Her Royal Highness Princess Maha Chakri Sirindhorn represented His Majesty the King to confer the 2020 and 2021 Prince Mahidol Award at Chakri Throne Hall in the Grand Palace to five laureates in the fields of medicine and public health.
The ceremony took place on Thursday after being delayed over the past two years due to the Covid-19 pandemic.
In 2020, two of 44 nominees from 18 countries were selected, the Prince Mahidol Award Foundation committee announced.
In the field of medicine, the prize was awarded to Dr Valentin Fuster, director of Mount Sinai Heart and physician-in-chief of The Mount Sinai Hospital, both in New York. In the field of public health, the award went to Dr Bernard Pecoul from France.
According to the committee, Dr Fuster's discovery proved his outstanding performance and contribution to the health and welfare of patients with embolism and/or coronary heart disease. His research found that aspirin can prevent abnormal blood clotting that can be fatal to individuals with narrowed heart arteries, especially before heart bypass surgery can be carried out.
The committee also conferred the prestigious award on Dr Pecoul, the director of Medicine Sans Frontiers, who says his career started in Thailand many years ago.
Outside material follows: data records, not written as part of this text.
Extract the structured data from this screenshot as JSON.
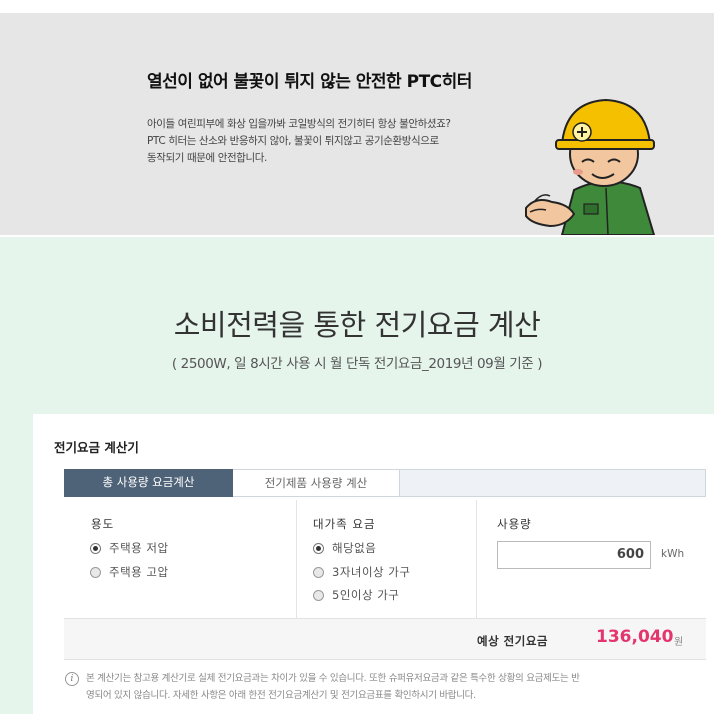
{
  "banner": {
    "title": "열선이 없어 불꽃이 튀지 않는 안전한 PTC히터",
    "desc_line1": "아이들 여린피부에 화상 입을까봐 코일방식의 전기히터 항상 불안하셨죠?",
    "desc_line2": "PTC 히터는 산소와 반응하지 않아, 불꽃이 튀지않고 공기순환방식으로",
    "desc_line3": "동작되기 때문에 안전합니다.",
    "illustration": "helmet-worker-illustration"
  },
  "section": {
    "title": "소비전력을 통한 전기요금 계산",
    "subtitle": "( 2500W, 일 8시간 사용 시 월 단독 전기요금_2019년 09월 기준 )"
  },
  "calculator": {
    "title": "전기요금 계산기",
    "tabs": [
      {
        "label": "총 사용량 요금계산",
        "active": true
      },
      {
        "label": "전기제품 사용량 계산",
        "active": false
      }
    ],
    "usage_type": {
      "heading": "용도",
      "options": [
        {
          "label": "주택용 저압",
          "checked": true
        },
        {
          "label": "주택용 고압",
          "checked": false
        }
      ]
    },
    "large_family": {
      "heading": "대가족 요금",
      "options": [
        {
          "label": "해당없음",
          "checked": true
        },
        {
          "label": "3자녀이상 가구",
          "checked": false
        },
        {
          "label": "5인이상 가구",
          "checked": false
        }
      ]
    },
    "consumption": {
      "heading": "사용량",
      "value": "600",
      "unit": "kWh"
    },
    "result": {
      "label": "예상 전기요금",
      "value": "136,040",
      "unit": "원"
    },
    "notice_line1": "본 계산기는 참고용 계산기로 실제 전기요금과는 차이가 있을 수 있습니다. 또한 슈퍼유저요금과 같은 특수한 상황의 요금제도는 반",
    "notice_line2": "영되어 있지 않습니다. 자세한 사항은 아래 한전 전기요금계산기 및 전기요금표를 확인하시기 바랍니다."
  },
  "colors": {
    "banner_bg": "#e6e6e6",
    "mint_bg": "#e5f5ec",
    "tab_active": "#4f6378",
    "price": "#e4356e"
  }
}
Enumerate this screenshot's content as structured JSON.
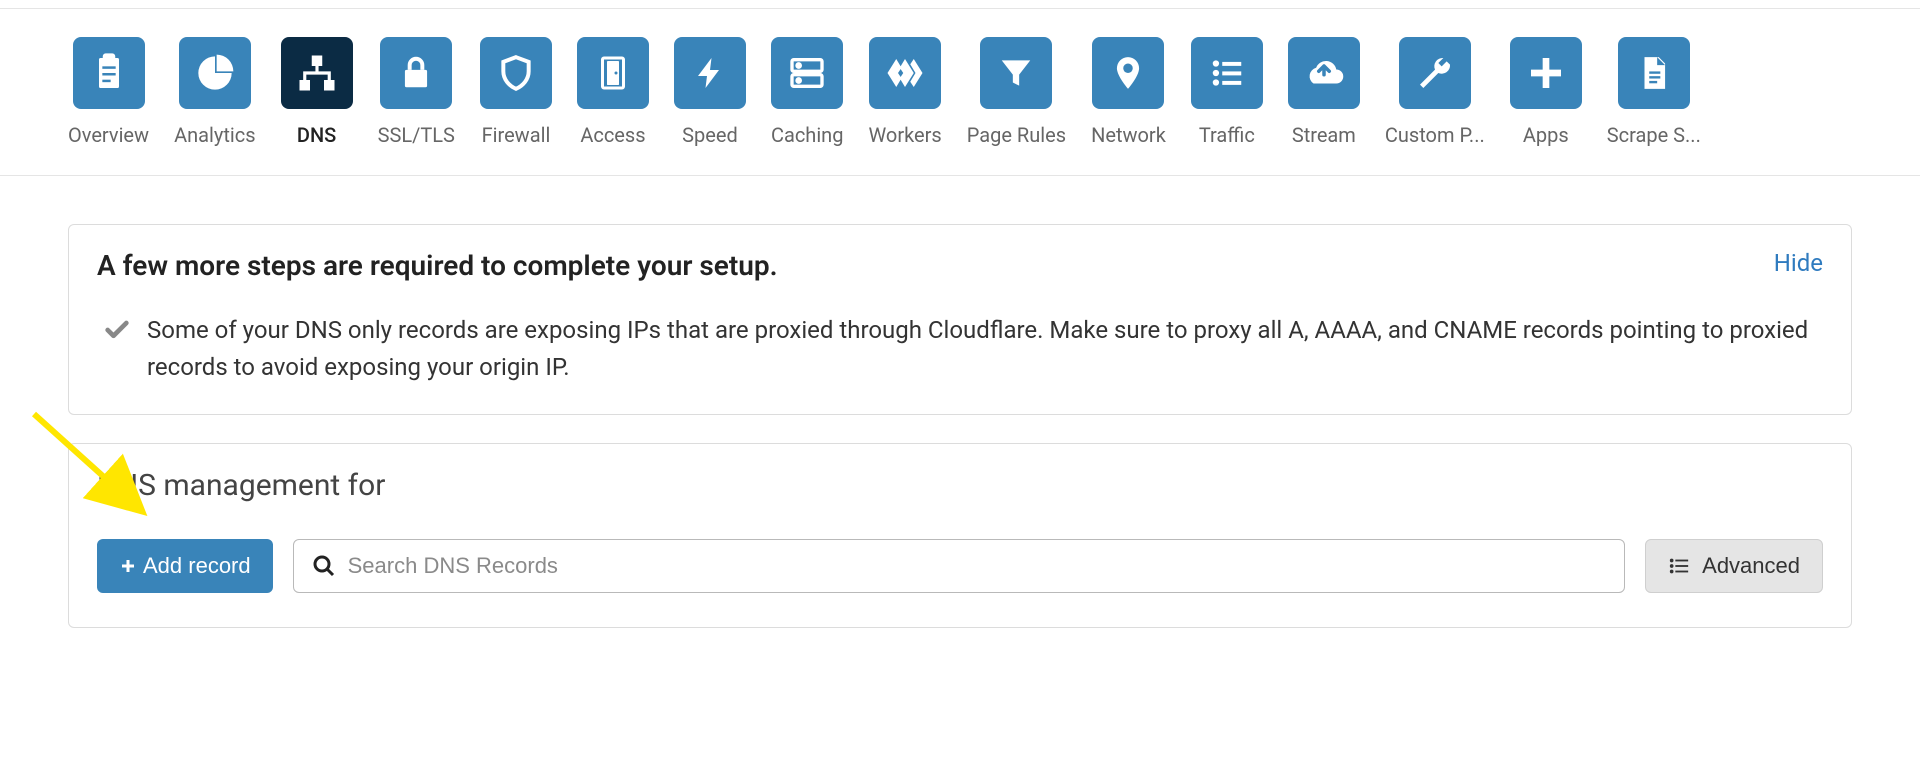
{
  "nav": {
    "items": [
      {
        "label": "Overview",
        "icon": "clipboard"
      },
      {
        "label": "Analytics",
        "icon": "pie"
      },
      {
        "label": "DNS",
        "icon": "tree",
        "active": true
      },
      {
        "label": "SSL/TLS",
        "icon": "lock"
      },
      {
        "label": "Firewall",
        "icon": "shield"
      },
      {
        "label": "Access",
        "icon": "door"
      },
      {
        "label": "Speed",
        "icon": "bolt"
      },
      {
        "label": "Caching",
        "icon": "drive"
      },
      {
        "label": "Workers",
        "icon": "workers"
      },
      {
        "label": "Page Rules",
        "icon": "filter"
      },
      {
        "label": "Network",
        "icon": "pin"
      },
      {
        "label": "Traffic",
        "icon": "list"
      },
      {
        "label": "Stream",
        "icon": "cloud"
      },
      {
        "label": "Custom P...",
        "icon": "wrench"
      },
      {
        "label": "Apps",
        "icon": "plus"
      },
      {
        "label": "Scrape S...",
        "icon": "doc"
      }
    ]
  },
  "notice": {
    "title": "A few more steps are required to complete your setup.",
    "hide": "Hide",
    "body": "Some of your DNS only records are exposing IPs that are proxied through Cloudflare. Make sure to proxy all A, AAAA, and CNAME records pointing to proxied records to avoid exposing your origin IP."
  },
  "dns": {
    "title": "DNS management for",
    "add_label": "Add record",
    "search_placeholder": "Search DNS Records",
    "advanced_label": "Advanced"
  }
}
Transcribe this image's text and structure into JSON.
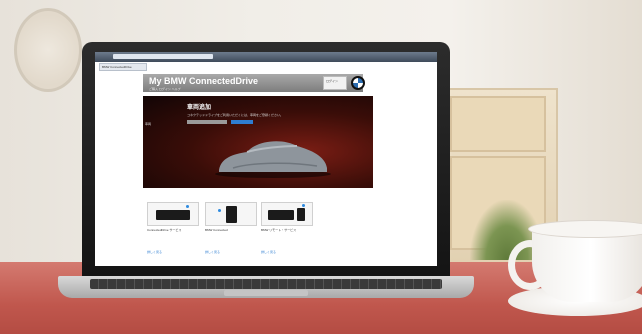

He founded the Drugs for Neglected Disease Initiative (DNDi) in 2003 with the goal of providing quality drugs for lesser-known diseases such as leishmaniasis (a parasitic disease) and sleeping sickness, to poor countries across Africa, Latin America and Asia.
In 2021, three of 86 nominations from 35 countries won the Prince Mahidol Award.
In the field of medicine, the award went to Assoc Prof Katalin Kariko, a Hungarian biochemist and researcher from the Perelman School of Medicine at the University of Pennsylvania in the United States; Prof Drew Weissman, director of vaccine research for infectious diseases at the Department of Medicine's Perelman School of Medicine, University of Pennsylvania; and Prof Pieter Cullis from the Department of Biochemistry and Molecular Biology, University of British Columbia, Vancouver, Canada.
The award was conferred to honour their works in the development of mRNA vaccines for Covid-19.